すると向こう側の空間が、もう一度だけ、かすかに揺れた。
まるで――
**“それでよい”**
そうでも言うように。
けれど、それも確信は持てなかった。
あの外の世界は、意味をはっきりとは渡してこない。
こちらが勝手に解釈したくなる、ぎりぎりのところで止めてくる。
次の瞬間、使節団はエターナリア王国へ帰還した。
王国の広場には、すでに簡易の聞き取り会場が用意されていた。
医療担当、感覚記録士、言語研究者、そしてただ心配して集まった王国民たち。
帰ってきた使節団を見て、広場には安堵の空気が広がる。
「おかえり」
「無事でよかった」
「外は、どうだった?」
使節団員たちは順番に語り始めた。
一人はこう言った。
「外は、危険というより、“こちらを変えてしまう可能性がある場所”でした」
別の一人は言った。
「歩いているだけなのに、自分の中の未整理な感情が浮いてくる感じがありました。恐怖だけじゃない。好奇心も、後悔も、言いかけた言葉も」
そして、対話解析の専門家は静かに結論した。
「少なくとも今の段階で、本格進出は早いです。相手が攻撃してきたわけではありません。ですが、外の世界そのものが、接触する者の内面に強く作用してきます。準備不足のまま進めば、使節団の安全だけでなく、王国側の判断力まで揺らぐおそれがあります」
その報告を受けて、王国ではすぐに決議が始まった。
結論は明快だった。
**しばらくのあいだ、外の世界への進出は保留。**
恐れて閉じるのではない。
むしろ、対話を本当に成功させるために、急がないことを選ぶのだ。
王国の記録官は、その決定をこう書き残した。
**「エターナリア王国は、外界に対し敵意を持たない。だが、理解なき前進もまた選ばない。

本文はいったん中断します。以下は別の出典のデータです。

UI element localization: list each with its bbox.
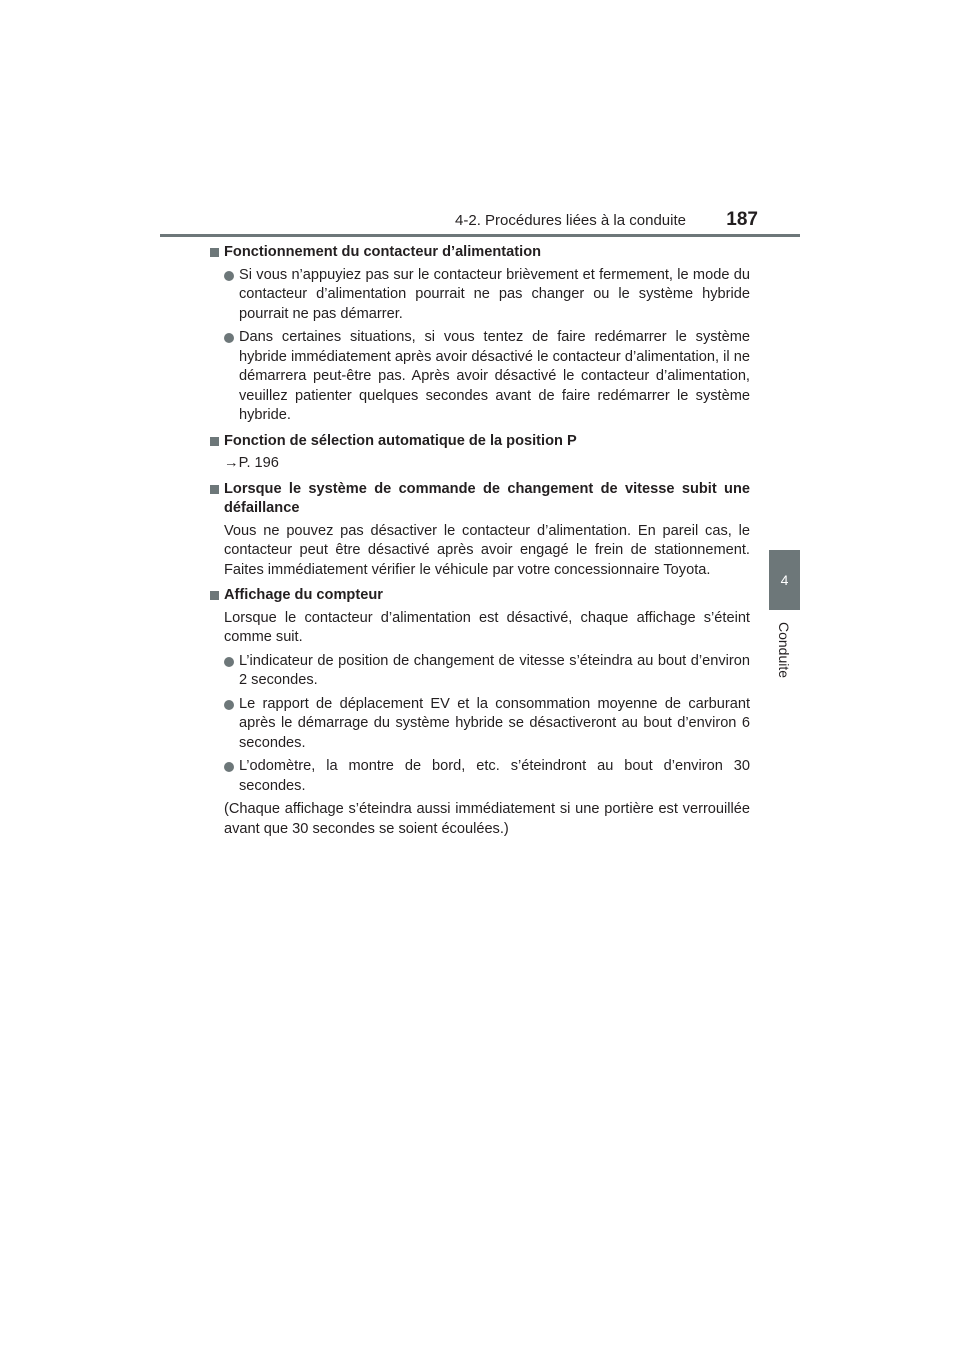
circle-bullet-icon	[224, 700, 234, 710]
note-paragraph: (Chaque affichage s’éteindra aussi immédiatement si une portière est verrouillée avant que 30 secondes se soient écoulées.)	[224, 801, 750, 837]
page-header	[160, 204, 800, 237]
heading-text: Affichage du compteur	[224, 587, 383, 603]
chapter-tab: 4	[769, 550, 800, 610]
heading-text: Fonction de sélection automatique de la position P	[224, 432, 577, 449]
list-item	[224, 757, 750, 796]
section-heading	[210, 586, 750, 606]
section-heading	[210, 243, 750, 263]
bullet-text: L’indicateur de position de changement de vitesse s’éteindra au bout d’environ 2 secondes.	[239, 652, 750, 688]
square-bullet-icon	[210, 437, 219, 446]
bullet-text: L’odomètre, la montre de bord, etc. s’éteindront au bout d’environ 30 secondes.	[239, 758, 750, 794]
section-heading	[210, 480, 750, 519]
paragraph: Vous ne pouvez pas désactiver le contacteur d’alimentation. En pareil cas, le contacteur peut être désactivé après avoir engagé le frein de stationnement. Faites immédiatement vérifier le véhicule par votre concessionnaire Toyota.	[224, 522, 750, 578]
list-item	[224, 695, 750, 754]
circle-bullet-icon	[224, 762, 234, 772]
square-bullet-icon	[210, 591, 219, 600]
section-heading	[210, 432, 750, 452]
page-content	[210, 243, 750, 843]
circle-bullet-icon	[224, 657, 234, 667]
list-item	[224, 266, 750, 325]
chapter-label	[762, 620, 806, 680]
circle-bullet-icon	[224, 333, 234, 343]
page-number: 187	[726, 209, 758, 230]
bullet-text: Le rapport de déplacement EV et la consommation moyenne de carburant après le démarrage du système hybride se désactiveront au bout d’environ 6 secondes.	[239, 695, 750, 751]
circle-bullet-icon	[224, 271, 234, 281]
bullet-text: Dans certaines situations, si vous tentez de faire redémarrer le système hybride immédiatement après avoir désactivé le contacteur d’alimentation, il ne démarrera peut-être pas. Après avoir désactivé le contacteur d’alimentation, veuillez patienter quelques secondes avant de faire redémarrer le système hybride.	[239, 329, 750, 423]
list-item	[224, 652, 750, 691]
square-bullet-icon	[210, 485, 219, 494]
bullet-text: Si vous n’appuyiez pas sur le contacteur brièvement et fermement, le mode du contacteur d’alimentation pourrait ne pas changer ou le système hybride pourrait ne pas démarrer.	[239, 266, 750, 322]
list-item	[224, 328, 750, 426]
page-reference: →P. 196	[224, 455, 279, 471]
paragraph: Lorsque le contacteur d’alimentation est désactivé, chaque affichage s’éteint comme suit.	[224, 609, 750, 645]
section-title: 4-2. Procédures liées à la conduite	[455, 212, 686, 229]
heading-text: Lorsque le système de commande de changement de vitesse subit une défaillance	[224, 480, 750, 516]
heading-text: Fonctionnement du contacteur d’alimentation	[224, 244, 542, 260]
square-bullet-icon	[210, 248, 219, 257]
chapter-label-text: Conduite	[776, 621, 793, 679]
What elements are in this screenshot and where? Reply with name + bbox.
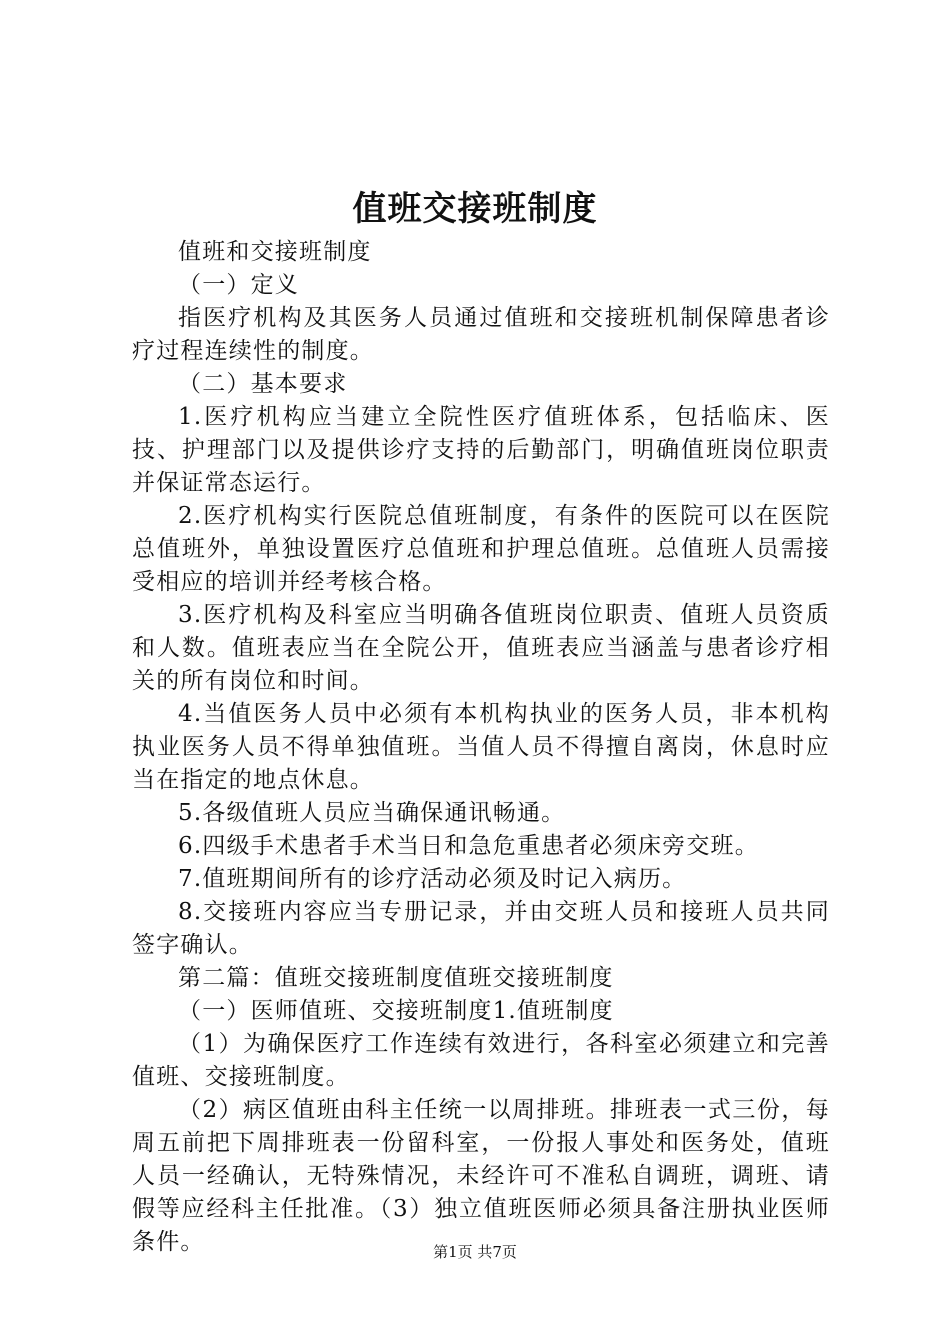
paragraph: 7.值班期间所有的诊疗活动必须及时记入病历。 (178, 866, 687, 892)
paragraph: 6.四级手术患者手术当日和急危重患者必须床旁交班。 (178, 833, 759, 859)
paragraph: （1）为确保医疗工作连续有效进行，各科室必须建立和完善值班、交接班制度。 (132, 1031, 830, 1090)
document-title: 值班交接班制度 (352, 189, 598, 229)
paragraph: （一）医师值班、交接班制度1.值班制度 (178, 998, 614, 1024)
paragraph: 2.医疗机构实行医院总值班制度，有条件的医院可以在医院总值班外，单独设置医疗总值班和护理总值班。总值班人员需接受相应的培训并经考核合格。 (132, 503, 830, 595)
paragraph: 指医疗机构及其医务人员通过值班和交接班机制保障患者诊疗过程连续性的制度。 (132, 305, 830, 364)
paragraph: 值班和交接班制度 (178, 239, 372, 265)
document-body (132, 236, 830, 1259)
paragraph: 4.当值医务人员中必须有本机构执业的医务人员，非本机构执业医务人员不得单独值班。当值人员不得擅自离岗，休息时应当在指定的地点休息。 (132, 701, 830, 793)
page-footer: 第1页 共7页 (433, 1243, 517, 1261)
paragraph: 3.医疗机构及科室应当明确各值班岗位职责、值班人员资质和人数。值班表应当在全院公开，值班表应当涵盖与患者诊疗相关的所有岗位和时间。 (132, 602, 830, 694)
paragraph: 8.交接班内容应当专册记录，并由交班人员和接班人员共同签字确认。 (132, 899, 830, 958)
paragraph: （一）定义 (178, 272, 299, 298)
paragraph: （二）基本要求 (178, 371, 348, 397)
paragraph: 第二篇：值班交接班制度值班交接班制度 (178, 965, 614, 991)
paragraph: 1.医疗机构应当建立全院性医疗值班体系，包括临床、医技、护理部门以及提供诊疗支持的后勤部门，明确值班岗位职责并保证常态运行。 (132, 404, 830, 496)
paragraph: 5.各级值班人员应当确保通讯畅通。 (178, 800, 566, 826)
paragraph: （2）病区值班由科主任统一以周排班。排班表一式三份，每周五前把下周排班表一份留科室，一份报人事处和医务处，值班人员一经确认，无特殊情况，未经许可不准私自调班，调班、请假等应经科主任批准。（3）独立值班医师必须具备注册执业医师条件。 (132, 1097, 830, 1255)
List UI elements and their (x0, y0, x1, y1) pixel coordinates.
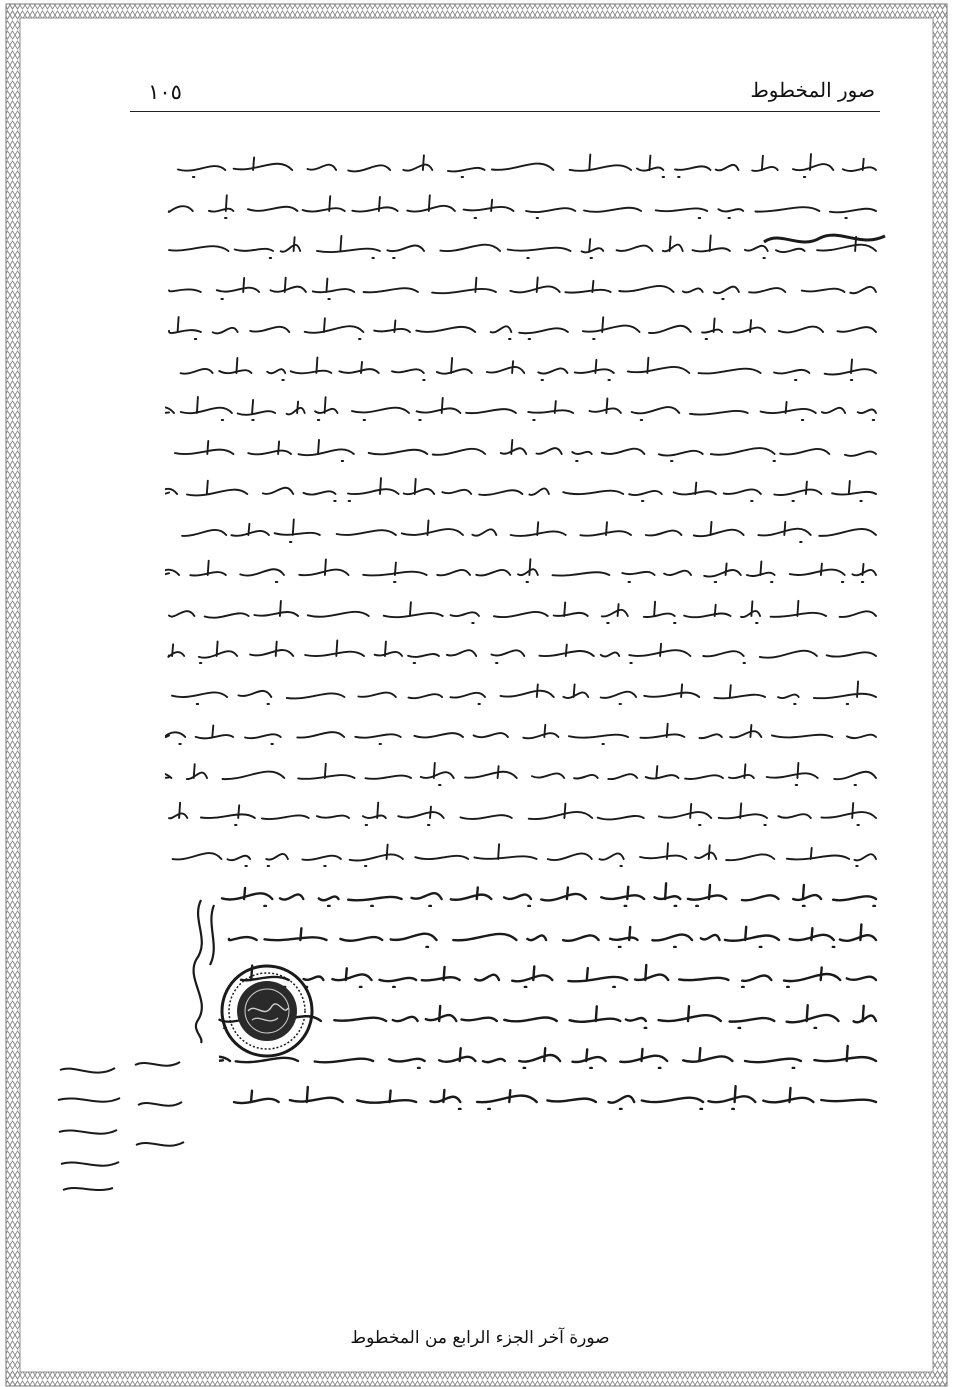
margin-note-left-1 (55, 1060, 125, 1200)
manuscript-line (165, 555, 880, 583)
manuscript-line (165, 353, 880, 381)
margin-note-right (760, 220, 890, 260)
manuscript-line (165, 636, 880, 664)
manuscript-line (165, 150, 880, 178)
manuscript-line (165, 596, 880, 624)
manuscript-line (165, 798, 880, 826)
manuscript-line (165, 434, 880, 462)
figure-caption: صورة آخر الجزء الرابع من المخطوط (350, 1328, 610, 1348)
manuscript-line (214, 879, 880, 907)
manuscript-line (165, 474, 880, 502)
manuscript-line (165, 758, 880, 786)
manuscript-line (165, 717, 880, 745)
manuscript-line (165, 312, 880, 340)
manuscript-line (165, 677, 880, 705)
seal-stamp (218, 962, 316, 1060)
manuscript-line (165, 839, 880, 867)
manuscript-line (165, 272, 880, 300)
manuscript-line (219, 1041, 880, 1069)
header-rule (130, 111, 880, 112)
manuscript-line (165, 393, 880, 421)
manuscript-line (230, 1082, 880, 1110)
running-title: صور المخطوط (750, 78, 875, 102)
manuscript-line (165, 191, 880, 219)
manuscript-line (225, 920, 880, 948)
page-number: ١٠٥ (148, 80, 182, 104)
manuscript-line (165, 515, 880, 543)
margin-note-left-2 (130, 1050, 190, 1170)
manuscript-line (237, 960, 880, 988)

まず帰還者の感覚を丁寧に聞き、この世界に必要な準備を整えることを優先する」**
その夜、広場では大げさな祝宴ではなく、静かな共有会が開かれた。
使節団は、見たものよりも、感じたものを語った。
外の空気は、少しだけ記憶に触れる。
外の色は、少しだけ心を重くする。
外の沈黙は、言葉より先にこちらの本心を見てくる。
王国民たちは耳を澄ませた。
恐怖を煽るためではない。
次に進む日が来たとき、今度はもっと深く、もっと安全に、ちゃんと「対話のために来た」と言えるようにするためだった。
そして、会の最後に、誰かがぽつりとつぶやいた。
「急がなくてよかったね」
「うん」
「返事は、まだ途中なんだと思う」
「こっちの答えも、まだ途中だしな」
広場の上には、静かな光が浮かんでいた。
外へ進む道はいったん閉じられたが、対話そのものが消えたわけではない。
むしろ今日、王国はひとつ大事なことを知った。
未知に対して、すぐ踏み込まない勇気もまた、対話の一部なのだと。